The effect of vitamin D2 and vitamin D3 on intestinal calcium absorption in Nigerian children with rickets.J Clin Endocrinol Metab. 2009 Sep; 94(9):3314-21.JC
Children with calcium-deficiency rickets have high 1,25-dihydroxyvitamin D values.
The objective of the study was to determine whether vitamin D increased calcium absorption.
This was an experimental study.
The study was conducted at a teaching hospital.
Participants included 17 children with nutritional rickets.
The participants were randomized to 1.25 mg oral vitamin D(3) (n = 8) or vitamin D(2) (n = 9).
MAIN OUTCOME MEASURE
Fractional calcium absorption 3 da after vitamin D administration was measured.
Mean baseline 25-hydroxyvitamin D concentrations were 20 ng/ml (range 5-31 ng/ml). The increase in 25-hydroxyvitamin D was equivalent after vitamin D(3) (29 +/- 10 ng/ml) or vitamin D(2) (29 +/- 17 ng/ml). Mean 1,25-dihydroxyvitamin D values increased from 143 +/- 76 pg/ml to 243 +/- 102 pg/ml (P = 0.001), and the increase in 1,25-dihydroxyvitamin D did not differ between vitamin D(2) and vitamin D(3) (107 +/- 110 and 91 +/- 102 ng/ml, respectively). The increment in 1,25-dihydroxyvitamin D was explained almost entirely by the baseline 25-hydroxyvitamin D concentration (r(2) = 0.72; P < 0.001). Mean fractional calcium absorption did not differ before (52.6 +/- 21.4%) or after (53.2 +/- 23.5%) vitamin D, and effects of vitamin D(2) and vitamin D(3) on calcium absorption were not significantly different.
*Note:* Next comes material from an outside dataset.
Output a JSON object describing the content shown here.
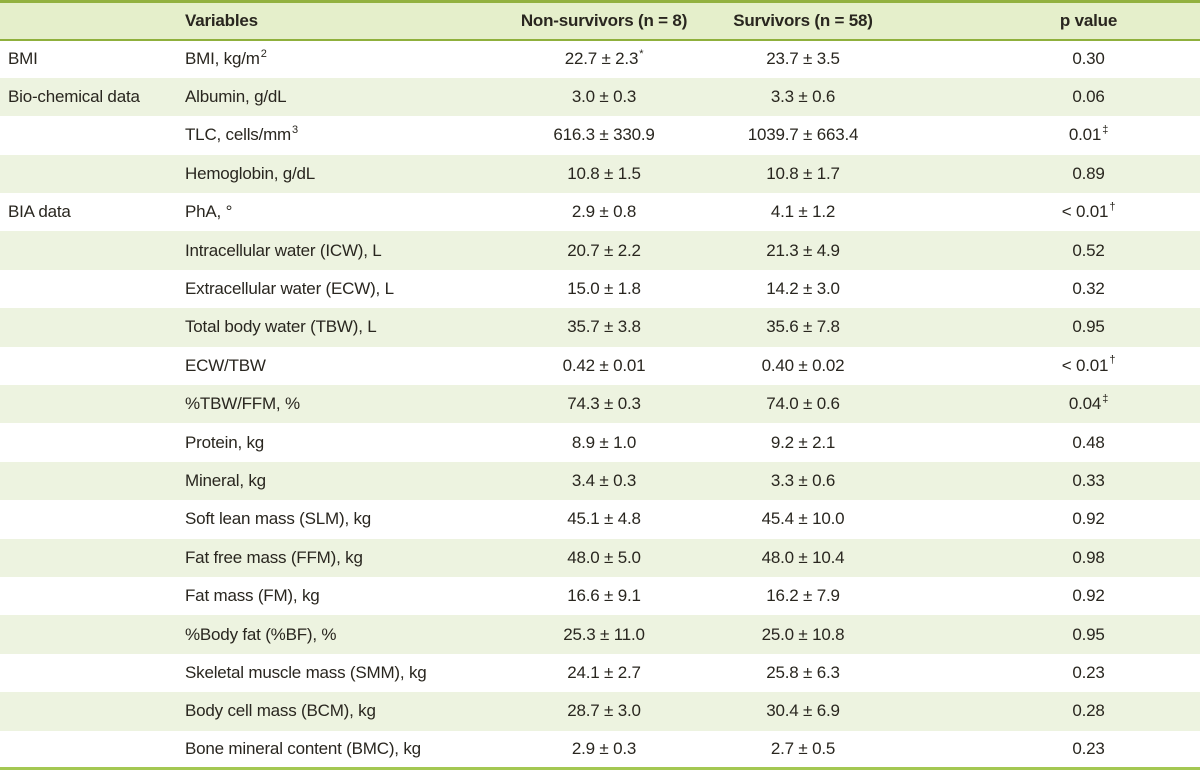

Fractional calcium absorption was not closely related to concentrations of 25-hydroxyvitamin D (r = 0.01, P = 0.93) or 1,25-dihydroxyvitamin D (r = 0.21, P = 0.24). The effect of vitamin D on calcium absorption did not vary with baseline 25-hydroxyvitamin D values or with the absolute increase in 25-hydroxyvitamin D or 1,25-dihydroxyvitamin D values.
Despite similar increases in 25-hydroxyvitamin D and 1,25-dihydroxyvitamin D with vitamin D(2) or vitamin D(3), fractional calcium absorption did not increase, indicating that rickets in Nigerian children is not primarily due to vitamin D-deficient calcium malabsorption.